Studying weather instruments:
We have been looking at weather instruments in the school weather station. Remember the white louvred case is called a Stevenson screen. Inside the weather station we looked at the instruments and what they do, and what they are called.
There was a rain gauge, a maximum-minimum thermometer, a dial thermometer, a barometer, and a hygrometer. We looked at how they measure each of the weather elements they record. Now my donkeys have helpfully demonstrated how a hygrometer works.
So that my donkeys know what the weather is going to be like, and can go in the stable when it looks as if it might rain, I have installed a small weather station called a “banjo barometer”. You can see it behind Matilde: it is the green object on a corner post of the stable. You can see why it is called a “banjo” because it looks like the musical instrument. These contain a therometer, a barometer (the large dial) and a hygrometer (the small dial).
One of the donkeys decided to eat the hygrometer today, but I do not know which naughty donkey did it. The evidence is the teeth marks on the green wooden banjo, and the missing hygrometer. The transparent plastic case was gone, but the metal inside of the hygrometer had been chewed up and spat out on the floor.
Rubí usually eats nearest to the weather station, but she is probably not to blame. It is Aitana who always explores anything new that arrives on the field and tests it to see if it is edible.

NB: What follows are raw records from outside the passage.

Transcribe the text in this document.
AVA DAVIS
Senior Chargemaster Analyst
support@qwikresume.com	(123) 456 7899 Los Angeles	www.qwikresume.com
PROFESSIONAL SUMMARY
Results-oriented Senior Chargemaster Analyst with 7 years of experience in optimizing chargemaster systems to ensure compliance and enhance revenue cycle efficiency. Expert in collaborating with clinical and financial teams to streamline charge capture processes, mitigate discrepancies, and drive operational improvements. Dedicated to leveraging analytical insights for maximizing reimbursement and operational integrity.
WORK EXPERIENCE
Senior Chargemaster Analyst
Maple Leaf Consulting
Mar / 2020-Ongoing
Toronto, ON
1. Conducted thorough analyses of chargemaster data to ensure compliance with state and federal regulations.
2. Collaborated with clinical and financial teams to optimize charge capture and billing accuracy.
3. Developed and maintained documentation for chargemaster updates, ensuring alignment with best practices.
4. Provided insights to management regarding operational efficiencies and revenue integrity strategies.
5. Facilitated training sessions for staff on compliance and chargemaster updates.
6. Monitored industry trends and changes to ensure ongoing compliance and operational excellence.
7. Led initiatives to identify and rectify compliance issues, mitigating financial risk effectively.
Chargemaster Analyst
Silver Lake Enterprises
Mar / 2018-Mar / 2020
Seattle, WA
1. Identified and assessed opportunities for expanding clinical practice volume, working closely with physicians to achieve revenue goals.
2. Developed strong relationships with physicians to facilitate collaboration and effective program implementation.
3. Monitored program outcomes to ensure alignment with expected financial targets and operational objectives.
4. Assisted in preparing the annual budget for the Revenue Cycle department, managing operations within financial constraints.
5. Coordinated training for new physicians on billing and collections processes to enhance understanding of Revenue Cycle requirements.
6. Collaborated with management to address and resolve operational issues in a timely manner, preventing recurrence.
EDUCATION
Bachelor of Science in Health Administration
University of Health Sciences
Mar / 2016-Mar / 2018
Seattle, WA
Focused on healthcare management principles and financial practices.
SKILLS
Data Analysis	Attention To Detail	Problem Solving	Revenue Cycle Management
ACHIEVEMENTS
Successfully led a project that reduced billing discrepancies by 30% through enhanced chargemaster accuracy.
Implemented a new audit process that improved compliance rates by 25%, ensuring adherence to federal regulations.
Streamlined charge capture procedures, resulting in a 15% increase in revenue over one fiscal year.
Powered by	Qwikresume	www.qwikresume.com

Aitana exploring a brush to see if it is edible.
This was all a bit disappointing until, suddenly I realized what the donkeys were really trying to do: they wanted to show Year 7 pupils how a hygrometer works! Now we can pass the donkey-chewed hygrometer around the class and see how it works!
This type of hygrometer is a Mechanical hygrometer and its metal coil is tightened or loosened by the presence of moisture, turning the needle to show humidity.
Thank you donkeys for demonstrating how a hygrometer works. Thanks also to Elians science teachers for helping to explore the physics of the instrument.